Из порывистых движений стрельцов, из их речей, переходивших в угрозы, она поняла, что свирепые псы достаточно науськаны и теперь сами пойдут по следу на красного зверя…
«Гробики, гробики», — колотилось у нее в мозгу, когда она отпускала стрельцов: «Два гроба… чьи ж бы это? Один его… А другой?.. Вода не сказала этого Волошке…»
II. Бегство «медвежонка»
Ночь с 7 на 8 августа 1689 года. В самую полночь к воротам царских хором в Преображенском подъехало двое каких-то всадников. Опрошенные у ворот караульными, они назвали себя: старший — стременным пятидесятником Мельновым, младший — стременным десятником Ладогиным и говорили, что приехали к царю по самонужному делу и что имеют они за собою скрытое слово. Им отвечали, что царь спит и что будить его никто не посмеет. Приезжие настаивали, говорили, что утром уж будет поздно и что царю и всему московскому государству от ночной волокиты учинится всеконечная гибель и всем людям поруха. Такие речи испугали привратников, и они доложились выше. Приезжих впустили наверх, к ним вышел заспанный государев постельничий Гаврило Головкин. С первого же взгляда на посетителей Головкин понял, что ночные гости привезли дурные вести. Оба были встревожены, на лицах испуг и решимость…
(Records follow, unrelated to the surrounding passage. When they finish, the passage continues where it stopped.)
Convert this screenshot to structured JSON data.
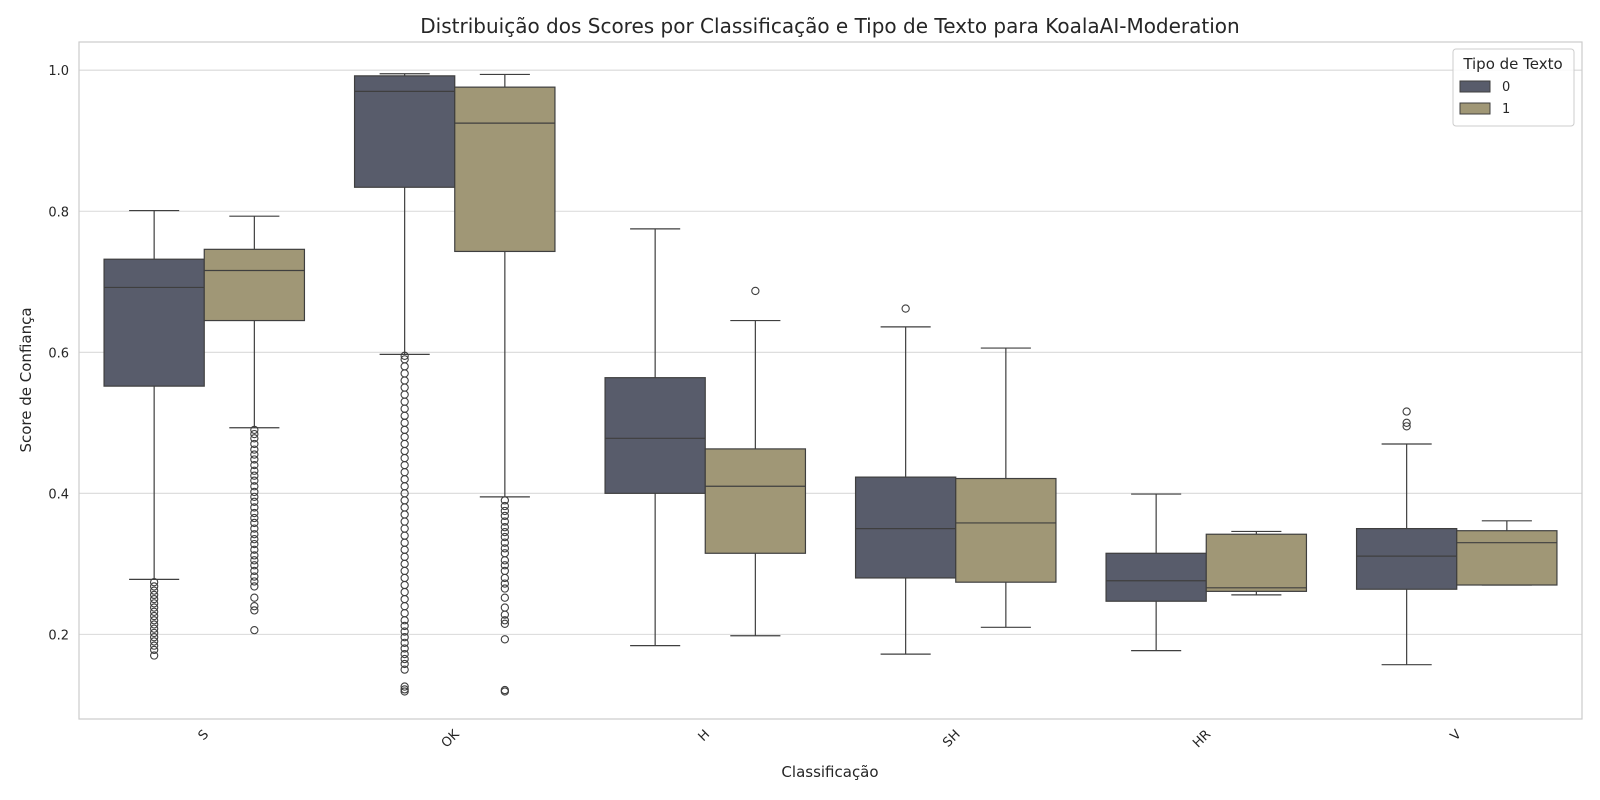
{
  "chart_data": {
    "type": "box",
    "title": "Distribuição dos Scores por Classificação e Tipo de Texto para KoalaAI-Moderation",
    "xlabel": "Classificação",
    "ylabel": "Score de Confiança",
    "ylim": [
      0.08,
      1.04
    ],
    "yticks": [
      "0.2",
      "0.4",
      "0.6",
      "0.8",
      "1.0"
    ],
    "categories": [
      "S",
      "OK",
      "H",
      "SH",
      "HR",
      "V"
    ],
    "grid": "horizontal",
    "legend": {
      "title": "Tipo de Texto",
      "placement": "top-right"
    },
    "series": [
      {
        "name": "0",
        "color": "#585c6b",
        "boxes": [
          {
            "whislo": 0.278,
            "q1": 0.552,
            "med": 0.692,
            "q3": 0.732,
            "whishi": 0.801,
            "fliers": [
              0.17,
              0.178,
              0.184,
              0.19,
              0.196,
              0.202,
              0.208,
              0.214,
              0.22,
              0.226,
              0.232,
              0.238,
              0.244,
              0.25,
              0.256,
              0.262,
              0.268,
              0.274
            ]
          },
          {
            "whislo": 0.597,
            "q1": 0.834,
            "med": 0.97,
            "q3": 0.992,
            "whishi": 0.995,
            "fliers": [
              0.119,
              0.122,
              0.126,
              0.15,
              0.158,
              0.165,
              0.172,
              0.18,
              0.188,
              0.196,
              0.204,
              0.212,
              0.22,
              0.23,
              0.24,
              0.25,
              0.26,
              0.27,
              0.28,
              0.29,
              0.3,
              0.31,
              0.32,
              0.33,
              0.34,
              0.35,
              0.36,
              0.37,
              0.38,
              0.39,
              0.4,
              0.41,
              0.42,
              0.43,
              0.44,
              0.45,
              0.46,
              0.47,
              0.48,
              0.49,
              0.5,
              0.51,
              0.52,
              0.53,
              0.54,
              0.55,
              0.56,
              0.57,
              0.58,
              0.59,
              0.595
            ]
          },
          {
            "whislo": 0.184,
            "q1": 0.4,
            "med": 0.478,
            "q3": 0.564,
            "whishi": 0.775,
            "fliers": []
          },
          {
            "whislo": 0.172,
            "q1": 0.28,
            "med": 0.35,
            "q3": 0.423,
            "whishi": 0.636,
            "fliers": [
              0.662
            ]
          },
          {
            "whislo": 0.177,
            "q1": 0.247,
            "med": 0.276,
            "q3": 0.315,
            "whishi": 0.399,
            "fliers": []
          },
          {
            "whislo": 0.157,
            "q1": 0.264,
            "med": 0.311,
            "q3": 0.35,
            "whishi": 0.47,
            "fliers": [
              0.495,
              0.5,
              0.516
            ]
          }
        ]
      },
      {
        "name": "1",
        "color": "#a09776",
        "boxes": [
          {
            "whislo": 0.493,
            "q1": 0.645,
            "med": 0.716,
            "q3": 0.746,
            "whishi": 0.793,
            "fliers": [
              0.206,
              0.234,
              0.24,
              0.252,
              0.268,
              0.275,
              0.282,
              0.29,
              0.298,
              0.305,
              0.312,
              0.32,
              0.328,
              0.335,
              0.342,
              0.35,
              0.358,
              0.365,
              0.372,
              0.38,
              0.388,
              0.395,
              0.402,
              0.41,
              0.418,
              0.425,
              0.432,
              0.44,
              0.448,
              0.455,
              0.462,
              0.47,
              0.478,
              0.484,
              0.49
            ]
          },
          {
            "whislo": 0.395,
            "q1": 0.743,
            "med": 0.925,
            "q3": 0.976,
            "whishi": 0.994,
            "fliers": [
              0.119,
              0.121,
              0.193,
              0.215,
              0.22,
              0.228,
              0.238,
              0.252,
              0.265,
              0.272,
              0.28,
              0.29,
              0.298,
              0.305,
              0.315,
              0.322,
              0.33,
              0.338,
              0.345,
              0.352,
              0.36,
              0.368,
              0.375,
              0.382,
              0.39
            ]
          },
          {
            "whislo": 0.198,
            "q1": 0.315,
            "med": 0.41,
            "q3": 0.463,
            "whishi": 0.645,
            "fliers": [
              0.687
            ]
          },
          {
            "whislo": 0.21,
            "q1": 0.274,
            "med": 0.358,
            "q3": 0.421,
            "whishi": 0.606,
            "fliers": []
          },
          {
            "whislo": 0.256,
            "q1": 0.261,
            "med": 0.266,
            "q3": 0.342,
            "whishi": 0.346,
            "fliers": []
          },
          {
            "whislo": 0.27,
            "q1": 0.27,
            "med": 0.33,
            "q3": 0.347,
            "whishi": 0.361,
            "fliers": []
          }
        ]
      }
    ]
  }
}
— Какое такое у вас дело до великого государя? — спросил Головкин. — Государь почивает.
— Мы пришли сказать государю… на Москве чинится бунт… в Кремле убили государева спальника Плещеева…
Головкин побледнел и отступил.
— Как? Плещеева? Да его сам государь спосылал туда…
— Убили его, боярин… Я сам видел, как Микита Гладкий стащил его с коня и бил… А теперича идут бунтом сюда, в Преображенское… доложи, боярин, государю…
Головкин торопливо скрылся во внутренние покои. Мельнов и Ладогин остались в передней.